In our experiments, we simulate the electric drive system under various fault scenarios to generate synthetic vibration data. We assume linear and nonlinear interactions among components, using differential equations to model their dynamics. For instance, the motor vibration might follow a forced oscillation equation:
$$m \ddot{x} + c \dot{x} + k x = F(t) + \epsilon(t)$$
where m, c, k are mass, damping, and stiffness parameters, F(t) is the electromagnetic force, and ε(t) represents fault-induced disturbances. By solving such equations numerically, we produce time-series data that mimic real-world signals. This synthetic data supplements empirical measurements, enhancing the training dataset for the CNN. We also explore the impact of data quality on prediction accuracy; missing data points are handled via interpolation or exclusion, but future work could integrate generative models to fill gaps.
The integration of EMD and CNN offers a robust framework for fault prediction in electric drive systems.

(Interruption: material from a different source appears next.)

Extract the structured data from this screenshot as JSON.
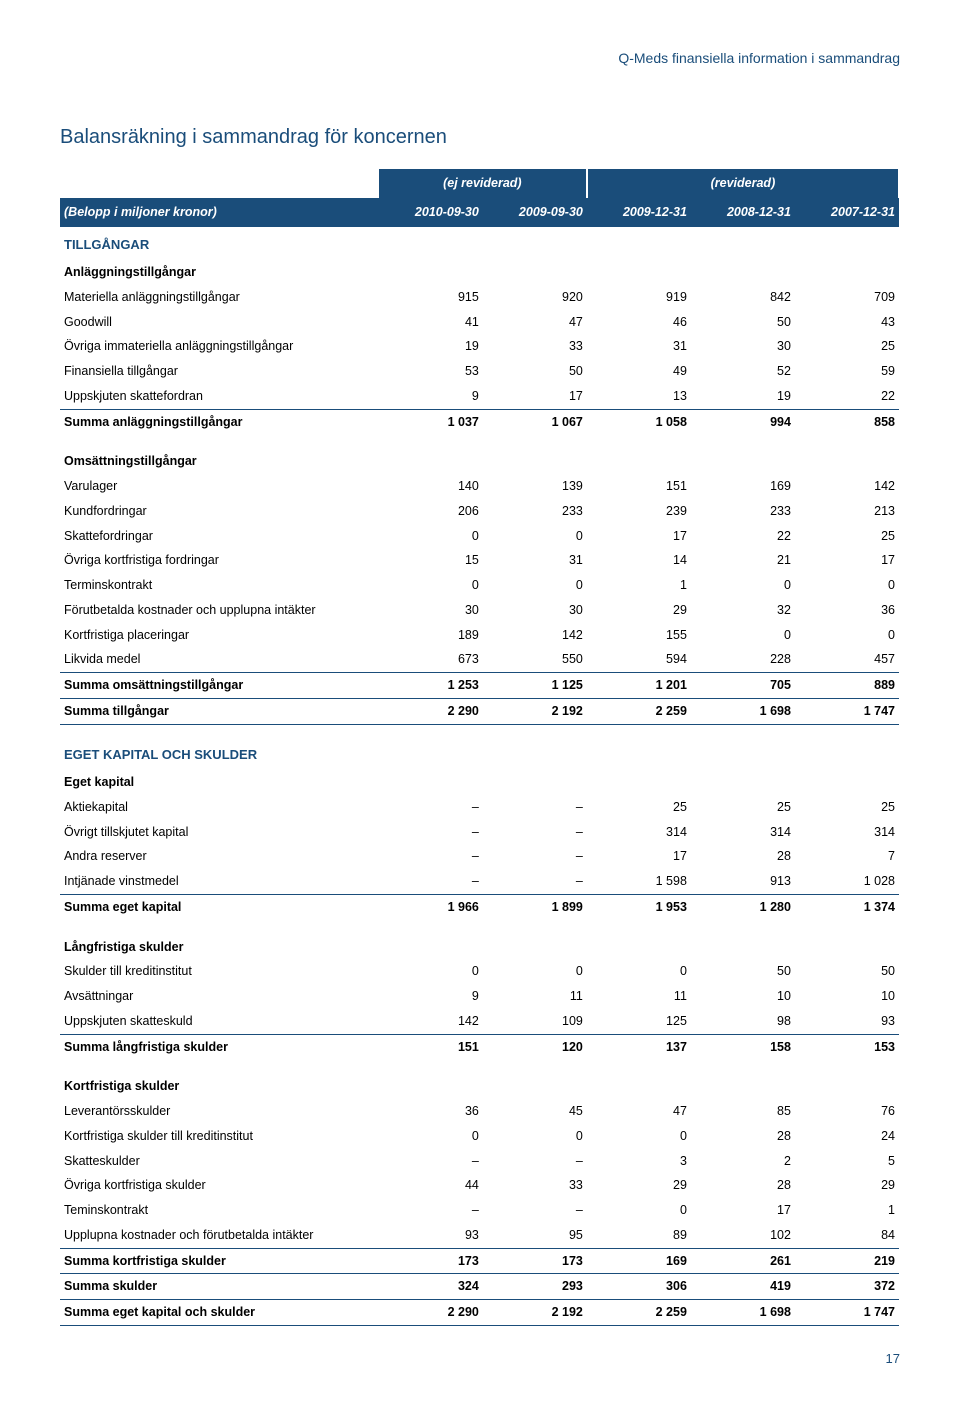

However, challenges remain, such as handling high noise levels or adapting to varying operating conditions. To address this, we propose adaptive weighting of IMF components based on signal-to-noise ratios. Additionally, we consider extending the model to multi-modal data fusion, incorporating temperature or current signals alongside vibrations. This would require modifying the CNN to accept heterogeneous inputs, potentially using separate branches for each data type. The overall system architecture thus evolves towards a comprehensive health monitoring platform for electric vehicles.
In conclusion, our approach demonstrates the efficacy of combining empirical mode decomposition with convolutional neural networks for vibration-based fault prediction in centralized electric drive systems. By decomposing complex signals into intrinsic mode functions and leveraging deep learning for pattern recognition, we achieve high accuracy in identifying potential failures. This methodology not only improves the reliability of electric drive systems but also paves the way for predictive maintenance in automotive applications. Future research will focus on real-time implementation, handling data deficiencies, and incorporating additional sensor modalities to further enhance the system’s diagnostic capabilities.